Kritik aus der Wissenschaft
Nicht alle Fachleute teilen die Begeisterung von Colossal Biosciences. Dr. Alena Pance von der University of Hertfordshire (Großbritannien) weist darauf hin, dass es nicht neu sei, mithilfe von Mäusen die Auswirkungen einzelner Gene zu erforschen. Zudem seien die aktuellen Experimente eher einfache Funktionsverluste bestimmter Gene – die tatsächliche Einführung von Mammut-Genen in Mäuse sei nicht erfolgt. Auch Dr. Denis Headon von der University of Edinburgh (Schottland) betont, dass eine dickere Behaarung allein aus einem Elefanten noch lange kein Mammut mache. Verhaltensweisen, Stoffwechselanpassungen und soziale Strukturen seien mindestens genauso wichtig wie äußerliche Merkmale.
Ethische und praktische Herausforderungen
Ein weiteres Problem: Der große Unterschied zwischen Mäusen und Elefanten. Mäuse bekommen nach etwa drei Wochen Nachwuchs, Elefanten hingegen tragen ihre Jungen fast zwei Jahre aus – die längste Tragezeit aller Landsäugetiere. Zudem dauert es bei Elefanten oft mehr als zehn Jahre, bis sie geschlechtsreif sind.

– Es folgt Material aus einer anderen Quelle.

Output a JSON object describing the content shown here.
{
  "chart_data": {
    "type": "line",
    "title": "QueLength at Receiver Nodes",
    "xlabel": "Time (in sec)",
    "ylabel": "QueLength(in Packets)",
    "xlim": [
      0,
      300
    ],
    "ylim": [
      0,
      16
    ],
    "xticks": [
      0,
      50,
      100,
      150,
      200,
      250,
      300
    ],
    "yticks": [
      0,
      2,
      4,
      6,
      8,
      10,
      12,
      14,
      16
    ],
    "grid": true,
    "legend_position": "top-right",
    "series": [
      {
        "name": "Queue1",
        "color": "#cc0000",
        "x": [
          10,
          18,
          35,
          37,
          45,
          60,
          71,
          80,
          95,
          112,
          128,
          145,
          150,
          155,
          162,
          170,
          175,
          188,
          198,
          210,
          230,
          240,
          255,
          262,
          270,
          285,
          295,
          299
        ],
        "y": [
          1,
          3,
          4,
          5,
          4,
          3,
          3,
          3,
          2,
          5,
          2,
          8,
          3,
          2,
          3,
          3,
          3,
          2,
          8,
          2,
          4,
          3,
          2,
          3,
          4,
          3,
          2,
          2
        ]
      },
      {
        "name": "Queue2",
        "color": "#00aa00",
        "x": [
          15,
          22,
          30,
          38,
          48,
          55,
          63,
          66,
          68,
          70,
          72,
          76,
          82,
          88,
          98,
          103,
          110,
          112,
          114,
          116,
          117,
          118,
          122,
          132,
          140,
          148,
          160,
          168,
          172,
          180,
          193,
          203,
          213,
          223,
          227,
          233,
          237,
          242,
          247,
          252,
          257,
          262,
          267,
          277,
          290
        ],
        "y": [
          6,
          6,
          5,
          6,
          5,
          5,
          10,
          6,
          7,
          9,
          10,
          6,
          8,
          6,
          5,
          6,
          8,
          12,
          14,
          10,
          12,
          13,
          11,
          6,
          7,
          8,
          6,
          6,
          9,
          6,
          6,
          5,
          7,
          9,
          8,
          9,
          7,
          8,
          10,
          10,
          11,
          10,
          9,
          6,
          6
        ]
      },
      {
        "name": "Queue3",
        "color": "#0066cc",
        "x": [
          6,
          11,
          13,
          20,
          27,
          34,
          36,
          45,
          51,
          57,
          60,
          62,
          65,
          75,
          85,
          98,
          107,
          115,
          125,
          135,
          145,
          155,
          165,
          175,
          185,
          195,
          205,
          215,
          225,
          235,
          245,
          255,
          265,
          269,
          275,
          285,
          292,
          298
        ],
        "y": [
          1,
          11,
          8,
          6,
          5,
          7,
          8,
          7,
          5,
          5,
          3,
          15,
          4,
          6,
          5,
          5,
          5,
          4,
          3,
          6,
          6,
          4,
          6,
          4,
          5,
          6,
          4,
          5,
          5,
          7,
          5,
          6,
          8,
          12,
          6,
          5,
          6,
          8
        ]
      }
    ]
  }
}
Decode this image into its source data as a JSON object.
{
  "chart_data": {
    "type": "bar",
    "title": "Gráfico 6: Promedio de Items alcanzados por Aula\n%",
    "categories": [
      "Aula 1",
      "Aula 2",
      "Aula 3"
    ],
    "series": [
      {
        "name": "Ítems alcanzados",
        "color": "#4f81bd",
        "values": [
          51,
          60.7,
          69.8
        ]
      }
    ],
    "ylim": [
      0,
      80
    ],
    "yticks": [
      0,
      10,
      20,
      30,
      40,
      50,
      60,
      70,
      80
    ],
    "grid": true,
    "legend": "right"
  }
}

Auch die Fortpflanzungstechnologien bei Elefanten stehen noch am Anfang. Versuche, Elefanten mit künstlicher Befruchtung zu züchten, waren bisher nur selten erfolgreich. Das wirft Fragen auf: Wie viele Elefantenkühe müssten solche riskanten Versuche durchlaufen, bis tatsächlich ein gesundes „wolliges Elefantenkalb“ geboren wird?